— Сука она, твоя Верка! Сука меделянская!.. — не слушала старуха. — И ты тоже: прощай, до свиданья, будь здорова! Тоже Еруслан какой Лазаревич! Шляпа, дурачок обиженный! С Веркой так надо было...
Ее жестокая обида все не находила утоления. И она бранилась, и скорбела, и жаловалась, потому что все еще испытывала ту боль за сына, которая давно уже отпустила его самого.
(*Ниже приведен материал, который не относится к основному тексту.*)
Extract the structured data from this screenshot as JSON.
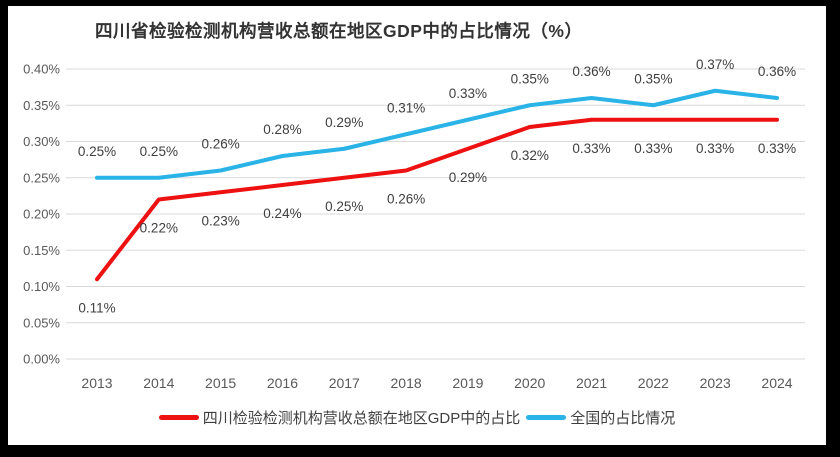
{
  "chart_data": {
    "type": "line",
    "title": "四川省检验检测机构营收总额在地区GDP中的占比情况（%）",
    "categories": [
      "2013",
      "2014",
      "2015",
      "2016",
      "2017",
      "2018",
      "2019",
      "2020",
      "2021",
      "2022",
      "2023",
      "2024"
    ],
    "xlabel": "",
    "ylabel": "",
    "y_axis": {
      "min": 0.0,
      "max": 0.4,
      "step": 0.05,
      "unit": "%",
      "ticks": [
        "0.40%",
        "0.35%",
        "0.30%",
        "0.25%",
        "0.20%",
        "0.15%",
        "0.10%",
        "0.05%",
        "0.00%"
      ]
    },
    "grid": true,
    "legend_position": "bottom",
    "series": [
      {
        "key": "sichuan",
        "name": "四川检验检测机构营收总额在地区GDP中的占比",
        "color": "#ee1111",
        "label_position": "below",
        "values": [
          0.11,
          0.22,
          0.23,
          0.24,
          0.25,
          0.26,
          0.29,
          0.32,
          0.33,
          0.33,
          0.33,
          0.33
        ],
        "labels": [
          "0.11%",
          "0.22%",
          "0.23%",
          "0.24%",
          "0.25%",
          "0.26%",
          "0.29%",
          "0.32%",
          "0.33%",
          "0.33%",
          "0.33%",
          "0.33%"
        ]
      },
      {
        "key": "national",
        "name": "全国的占比情况",
        "color": "#29b3e6",
        "label_position": "above",
        "values": [
          0.25,
          0.25,
          0.26,
          0.28,
          0.29,
          0.31,
          0.33,
          0.35,
          0.36,
          0.35,
          0.37,
          0.36
        ],
        "labels": [
          "0.25%",
          "0.25%",
          "0.26%",
          "0.28%",
          "0.29%",
          "0.31%",
          "0.33%",
          "0.35%",
          "0.36%",
          "0.35%",
          "0.37%",
          "0.36%"
        ]
      }
    ]
  },
  "colors": {
    "sichuan_red": "#ee1111",
    "national_blue": "#29b3e6",
    "gridline": "#d9d9d9",
    "axis_text": "#595959",
    "data_label_text": "#3f3f3f",
    "title_text": "#333333",
    "frame": "#000000",
    "background": "#ffffff"
  }
}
— Хватит тебе, баба-яга, — взмолился он. — Ну что мне с тобой!.. На вот, на, закури...
Он пошарил лихорадочно в кармане и, не найдя там папирос, выхватил папиросу у себя изо рта.
— Кури, кури, чего же ты! — Он совал матери свою папиросу. — Куришь, ну и кури!..
Она послушно взяла папиросу, затянулась, от чего щеки ее запали еще глубже, и закашлялась. Сын, морщась, как от горечи, отвернулся.
— Сладу со старой нет, — виновато сказал он, точно просил прощения за мать. — Выпьет стопку — много ли ей надо — и начинает... на полных оборотах.
Все его раздражение пропало, и он выглядел растерянным, удрученным.
— Старший братан мой и вовсе не вернулся — на Ладоге с машиной под лед пошел. Мне лично подвезло еще — малость обстругали только... И ведь что удивительно — ничего на нее, старую, не влияет: ни время, ни текучка жизни. Внуки у нее народились — она не переключается на внуков... Отца нашего еще в финскую убили при штурме Выборга.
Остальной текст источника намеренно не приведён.